The Sox had to keep Don in A-ball longer than they wanted because he could never stay healthy enough to move up. He slammed a club record 23 homers for Class-A Allentown in 1958 and had a brief stay with AA Memphis. He reported to AAA Minneapolis in 1959, but he was still recovering from a recent knee surgery and was limited to a single pinch-hitting appearance before he want back to Allentown for rehab. The Red Sox brought him to the majors anyway to see how the 24-year-old would do. He made his MLB debut against the Washington Senators on September 25, 1959. Don picked up his first major-league hit in his first start on September 26. It was a double off Washington’s Camilo Pascual. In 3 games, he had 2 hits in 10 at-bats for a .200 average and an RBI.
He started the season with the Red Sox in 1960, but manager Billy Jurges used him very infrequently. He was sent down to the minors at the end of May with a .182 average. Shortly after Don was demoted, Jurges was replaced. When the big catcher came back in September, the Red Sox skipper was Mike “Pinky” Higgins. He gave him a few starts at first base, and while the hitting didn’t improve, Gie hit the first MLB home run of his career on September 27th. He appeared in a total of 29 games on the year.

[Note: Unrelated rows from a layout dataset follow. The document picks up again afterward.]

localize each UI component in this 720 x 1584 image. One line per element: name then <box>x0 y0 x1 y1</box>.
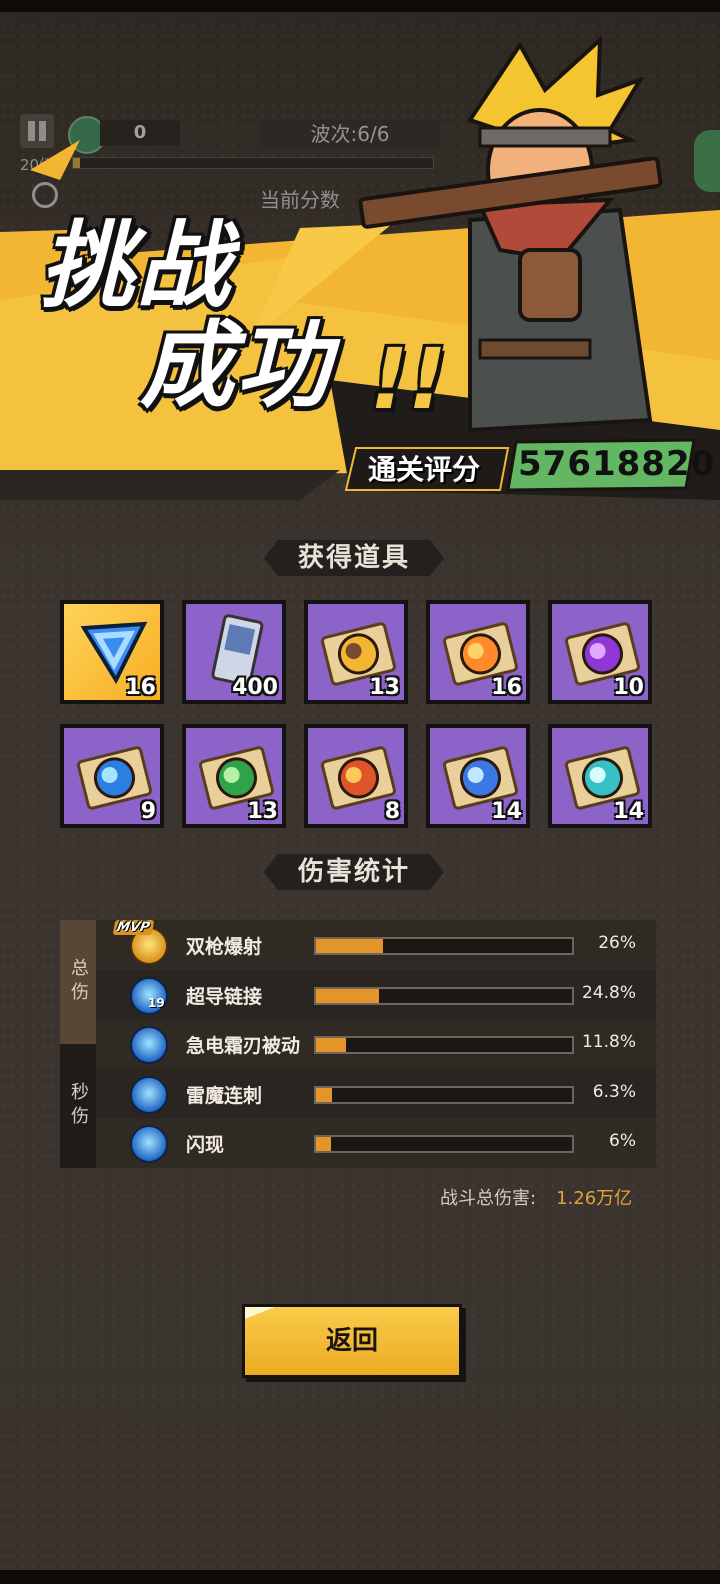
damage-percent: 26% <box>598 933 636 953</box>
skill-level: 19 <box>148 995 165 1010</box>
tab-dps[interactable]: 秒伤 <box>60 1044 96 1168</box>
reward-item[interactable]: 16 <box>426 600 530 704</box>
damage-bar <box>314 937 574 955</box>
damage-bar <box>314 1036 574 1055</box>
skill-name: 超导链接 <box>186 985 263 1008</box>
reward-item[interactable]: 16 <box>60 600 164 704</box>
damage-row: 急电霜刃被动 11.8% <box>96 1019 656 1069</box>
skill-name: 雷魔连刺 <box>186 1084 263 1107</box>
blink-icon <box>130 1125 168 1164</box>
mvp-badge: MVP <box>112 920 154 935</box>
damage-row: 闪现 6% <box>96 1118 656 1168</box>
total-damage: 战斗总伤害: 1.26万亿 <box>440 1184 632 1210</box>
skill-name: 双枪爆射 <box>186 936 263 958</box>
damage-bar-fill <box>316 1087 333 1102</box>
damage-percent: 11.8% <box>581 1032 636 1053</box>
reward-item[interactable]: 8 <box>304 724 408 828</box>
reward-quantity: 13 <box>369 675 400 700</box>
thunder-thrust-icon <box>130 1075 168 1114</box>
reward-item[interactable]: 13 <box>182 724 286 828</box>
damage-percent: 6% <box>609 1131 636 1152</box>
damage-bar <box>314 986 574 1005</box>
reward-quantity: 14 <box>613 799 644 824</box>
damage-tabs: 总伤 秒伤 <box>60 920 96 1168</box>
damage-row: MVP 双枪爆射 26% <box>96 920 656 970</box>
reward-quantity: 400 <box>232 675 278 700</box>
damage-row: 雷魔连刺 6.3% <box>96 1069 656 1119</box>
damage-bar-fill <box>316 939 383 953</box>
damage-percent: 6.3% <box>592 1081 636 1102</box>
tab-total-damage[interactable]: 总伤 <box>60 920 96 1044</box>
reward-quantity: 16 <box>125 675 156 700</box>
title-line-2: 成功 <box>140 312 333 421</box>
back-button[interactable]: 返回 <box>242 1304 462 1378</box>
clear-score-label: 通关评分 <box>368 453 481 486</box>
reward-quantity: 8 <box>384 799 400 824</box>
damage-header: 伤害统计 <box>264 852 444 892</box>
reward-item[interactable]: 400 <box>182 600 286 704</box>
nav-bar <box>0 1570 720 1584</box>
total-damage-value: 1.26万亿 <box>556 1188 633 1209</box>
damage-percent: 24.8% <box>581 982 636 1003</box>
rewards-header: 获得道具 <box>264 538 444 578</box>
skill-name: 闪现 <box>186 1134 225 1157</box>
reward-quantity: 14 <box>491 799 522 824</box>
total-damage-label: 战斗总伤害: <box>440 1188 537 1209</box>
reward-item[interactable]: 13 <box>304 600 408 704</box>
reward-quantity: 13 <box>247 799 278 824</box>
reward-item[interactable]: 9 <box>60 724 164 828</box>
reward-quantity: 16 <box>491 675 522 700</box>
clear-score-value: 57618820 <box>518 444 716 484</box>
reward-quantity: 9 <box>140 799 156 824</box>
damage-bar-fill <box>316 1137 332 1152</box>
damage-bar <box>314 1135 574 1154</box>
damage-row: 19 超导链接 24.8% <box>96 970 656 1020</box>
reward-item[interactable]: 14 <box>548 724 652 828</box>
damage-stats-panel: 总伤 秒伤 MVP 双枪爆射 26% 19 超导链接 24.8% 急电霜刃被动 11.8% 雷魔… <box>60 920 656 1168</box>
frost-blade-icon <box>130 1026 168 1065</box>
damage-bar <box>314 1085 574 1104</box>
damage-bar-fill <box>316 988 380 1003</box>
reward-item[interactable]: 10 <box>548 600 652 704</box>
damage-bar-fill <box>316 1038 347 1053</box>
skill-name: 急电霜刃被动 <box>186 1035 301 1058</box>
reward-item[interactable]: 14 <box>426 724 530 828</box>
reward-quantity: 10 <box>613 675 644 700</box>
title-exclaim: !! <box>370 330 447 428</box>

The 1961 season was largely a repeat of the ’60 campaign. Don was hardly used at the start of the season, going hitless in his only at-bat. The team kept working on him as a first baseman to take better advantage of his power, but they kept him on the bench in favor of the largely powerless first baseman Pete Runnels. He was then demoted to Seattle of the Pacific Coast League in May, when the team signed veteran Joe Ginsberg. Don launched 15 homers and hit over .300 with Seattle. When he was brought back to the Red Sox in September,.

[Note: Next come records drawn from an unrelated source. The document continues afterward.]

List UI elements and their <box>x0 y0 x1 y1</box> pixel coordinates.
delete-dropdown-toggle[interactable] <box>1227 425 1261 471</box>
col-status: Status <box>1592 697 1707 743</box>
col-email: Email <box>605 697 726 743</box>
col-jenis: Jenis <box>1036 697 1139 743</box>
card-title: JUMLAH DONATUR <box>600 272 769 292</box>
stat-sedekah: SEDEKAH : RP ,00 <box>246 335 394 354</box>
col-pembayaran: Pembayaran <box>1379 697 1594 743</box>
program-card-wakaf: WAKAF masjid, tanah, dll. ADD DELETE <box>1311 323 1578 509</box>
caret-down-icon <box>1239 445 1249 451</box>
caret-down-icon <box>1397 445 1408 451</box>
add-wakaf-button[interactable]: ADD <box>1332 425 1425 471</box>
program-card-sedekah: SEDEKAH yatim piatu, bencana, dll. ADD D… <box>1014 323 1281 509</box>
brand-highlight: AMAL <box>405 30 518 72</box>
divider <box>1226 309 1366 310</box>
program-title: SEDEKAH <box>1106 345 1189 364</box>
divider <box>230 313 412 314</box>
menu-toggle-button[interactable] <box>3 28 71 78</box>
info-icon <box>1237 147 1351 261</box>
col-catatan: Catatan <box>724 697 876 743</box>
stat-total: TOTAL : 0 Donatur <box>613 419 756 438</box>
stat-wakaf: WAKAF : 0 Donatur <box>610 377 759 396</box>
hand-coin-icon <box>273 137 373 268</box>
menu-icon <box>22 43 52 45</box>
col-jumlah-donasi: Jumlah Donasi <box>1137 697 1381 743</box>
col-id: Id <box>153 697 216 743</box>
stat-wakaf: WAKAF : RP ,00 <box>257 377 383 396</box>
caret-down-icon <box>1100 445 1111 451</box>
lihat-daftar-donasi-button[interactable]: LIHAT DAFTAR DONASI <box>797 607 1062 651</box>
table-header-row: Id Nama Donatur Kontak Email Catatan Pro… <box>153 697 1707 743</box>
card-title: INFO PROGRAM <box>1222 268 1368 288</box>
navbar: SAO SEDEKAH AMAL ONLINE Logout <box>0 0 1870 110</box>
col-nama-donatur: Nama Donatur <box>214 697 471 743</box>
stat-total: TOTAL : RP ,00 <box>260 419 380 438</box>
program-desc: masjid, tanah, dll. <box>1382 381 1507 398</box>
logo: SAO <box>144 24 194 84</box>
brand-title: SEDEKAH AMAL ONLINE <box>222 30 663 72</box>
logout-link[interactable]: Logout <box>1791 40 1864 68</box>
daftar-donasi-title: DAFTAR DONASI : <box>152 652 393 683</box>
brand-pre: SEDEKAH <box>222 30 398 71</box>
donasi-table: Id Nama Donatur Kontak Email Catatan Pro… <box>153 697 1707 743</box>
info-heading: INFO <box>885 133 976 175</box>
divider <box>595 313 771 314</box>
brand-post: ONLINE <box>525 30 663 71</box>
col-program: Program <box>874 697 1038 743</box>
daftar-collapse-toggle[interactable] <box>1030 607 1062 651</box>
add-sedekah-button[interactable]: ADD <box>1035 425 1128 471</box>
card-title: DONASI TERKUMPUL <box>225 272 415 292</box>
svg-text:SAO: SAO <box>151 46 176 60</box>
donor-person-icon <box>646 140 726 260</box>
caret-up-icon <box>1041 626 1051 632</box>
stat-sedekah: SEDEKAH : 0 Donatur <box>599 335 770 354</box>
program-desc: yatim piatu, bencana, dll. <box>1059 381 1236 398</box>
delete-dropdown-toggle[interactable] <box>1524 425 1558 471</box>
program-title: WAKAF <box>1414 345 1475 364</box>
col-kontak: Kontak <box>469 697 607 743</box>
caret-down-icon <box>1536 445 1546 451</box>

Don stuck around with the Red Sox for the entire 1962 season but hardly ever played. The Red Sox catching corps wasn’t anything special, but they had abandoned the idea of Gile behind the plate and thought of him as a first baseman. Unfortunately for him, Runnels was the full-time first baseman, and he won the 1962 batting title with a .326 average. Don ended up spending so much time without a job that he started throwing batting practice.
He played first base in both ends of a doubleheader (probably to protect Runnels’ lead in the batting race) and whacked a single in the first game against the Senators. He then hit a walk-off 2-run home run in the second game to give the Red Sox a 3-1 win. It was his last at-bat in the majors.
The Red Sox sold Don outright to their team in Seattle, removing him from their roster entirely. He spent 1963 between Seattle and Tacoma, another PCL team that was in the Giants organization. He continued to hit big home runs before calling it quits after the season.
In four years with the Red Sox, Don appeared in a total of 58 games with 18 hits in 120 at-bats. He homered 3 times, along with 2 doubles and a triple, and he drove in 9 runs. In 8 seasons in the minors, he batted .280 with 104 homers.
Don played a little big of semi-pro ball in California upon his retirement, but he jumped into a successful sales career in the pharmaceutical industry. He worked for companies line Upjohn and Squibb, as well as the dental health company Oral B. He retired from his long sales career in 1988 and settled in Stillwater, Oklahoma.
Don Gile died of natural causes on March 5th at the age of 85.